The Department of Government Efficiency (DOGE) directly refuted a report that suggested that the Trump administration-established task force does not exist any longer, hours after senior White House officials pushed back on the claims.
Over the weekend, Reuters published an article with a headline that included a quote from Office of Personnel Management Director Scott Kupor saying that DOGE “doesn’t exist,” with months to go before it’s officially scheduled to sunset. On Nov. 23, Kupor said the article contained selective editing to create an attention-grabbing narrative.
In a post on X on the evening of Nov. 24, DOGE wrote that the Reuters story is “fake news” and that the Trump administration “was given a mandate by the American people to modernize the federal government and reduce waste, fraud, and abuse.”
“Just last week, DOGE terminated 78 wasteful contracts and saved taxpayers [$335 million],” the organization said, referring to a post it sent out on social media over the weekend that gave an update on contracts that federal agencies have terminated. “We’ll be back in a few days with our regularly scheduled Friday update.”
The contracts were terminated by agencies over the previous nine days and had a top value of $1.9 billion, DOGE also said, providing examples of the types of contracts and services that were eliminated.
They included $616,000 in IT services for the Department of Health and Human Services’ monitoring of its social media platform subscriptions, a $191,000 contract that included broadcasting operations in Ethiopia, and a $4.3 million IRS IT contract for project management related to the 2022 Inflation Reduction Act.
In the Reuters report, Kupor told the newswire service that when he was asked earlier this month about DOGE, he said “that doesn’t exist,” although the article did not provide more context about what he said.

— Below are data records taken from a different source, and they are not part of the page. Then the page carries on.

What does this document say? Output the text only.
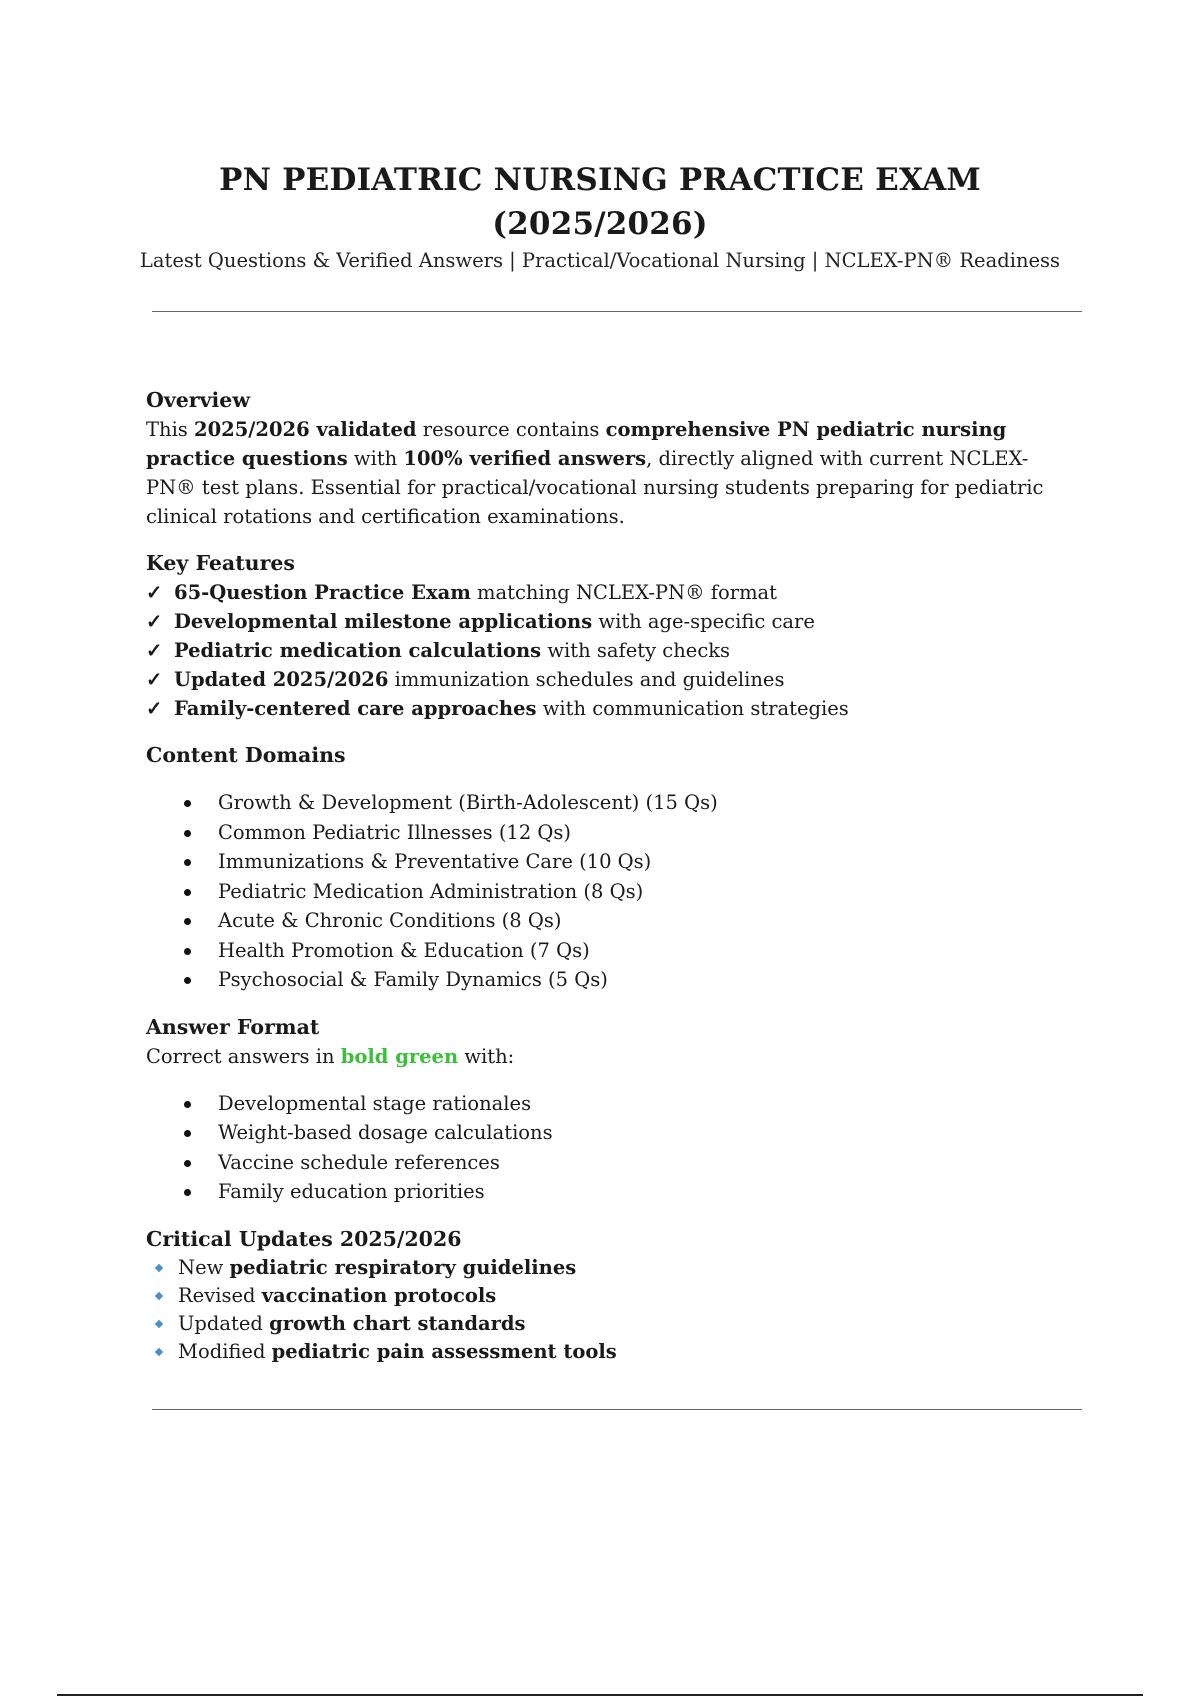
PN PEDIATRIC NURSING PRACTICE EXAM
(2025/2026)
Latest Questions & Verified Answers | Practical/Vocational Nursing | NCLEX-PN® Readiness
Overview

This 2025/2026 validated resource contains comprehensive PN pediatric nursing practice questions with 100% verified answers, directly aligned with current NCLEX-PN® test plans. Essential for practical/vocational nursing students preparing for pediatric clinical rotations and certification examinations.

Key Features
✓ 65-Question Practice Exam matching NCLEX-PN® format
✓ Developmental milestone applications with age-specific care
✓ Pediatric medication calculations with safety checks
✓ Updated 2025/2026 immunization schedules and guidelines
✓ Family-centered care approaches with communication strategies
Content Domains
Growth & Development (Birth-Adolescent) (15 Qs)
Common Pediatric Illnesses (12 Qs)
Immunizations & Preventative Care (10 Qs)
Pediatric Medication Administration (8 Qs)
Acute & Chronic Conditions (8 Qs)
Health Promotion & Education (7 Qs)
Psychosocial & Family Dynamics (5 Qs)
Answer Format

Correct answers in bold green with:

Developmental stage rationales
Weight-based dosage calculations
Vaccine schedule references
Family education priorities
Critical Updates 2025/2026
New pediatric respiratory guidelines
Revised vaccination protocols
Updated growth chart standards
Modified pediatric pain assessment tools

Kupor, however, took issue with Reuters’s reporting in a post on Nov. 23 and said that the newswire service had spliced his full comments across paragraphs to “create a grabbing headline.”
“The truth is: DOGE may not have centralized leadership under [the United States Digital Service],” he wrote in the post on X.
“But, the principles of DOGE remain alive and well: de-regulation; eliminating fraud, waste and abuse; re-shaping the federal workforce; making efficiency a first-class citizen; etc.”
President Donald Trump signed an executive order earlier this year saying that DOGE would last until July 2026. It previously had tech billionaire Elon Musk as its de facto head, but Musk left the government when his tenure as a special government employee expired in May.
Musk had regularly praised DOGE’s work on X, which he owns, and at one point earlier this year, he brandished a chainsaw given to him by Argentine President Javier Milei to promote the task force’s efforts as it worked to cut federal staffing levels.
When reached for comment by The Epoch Times on Nov. 24, White House spokeswoman Liz Huston said that Trump is still working to reduce waste and abuse in the government.
“President Trump was given a clear mandate to reduce waste, fraud, and abuse across the federal government, and he continues to actively deliver on that commitment,” her statement said.
According to an October update on the DOGE website, it has helped save an estimated $214 billion in spending, or about $1,300 per taxpayer.
The Epoch Times has contacted Reuters for comment.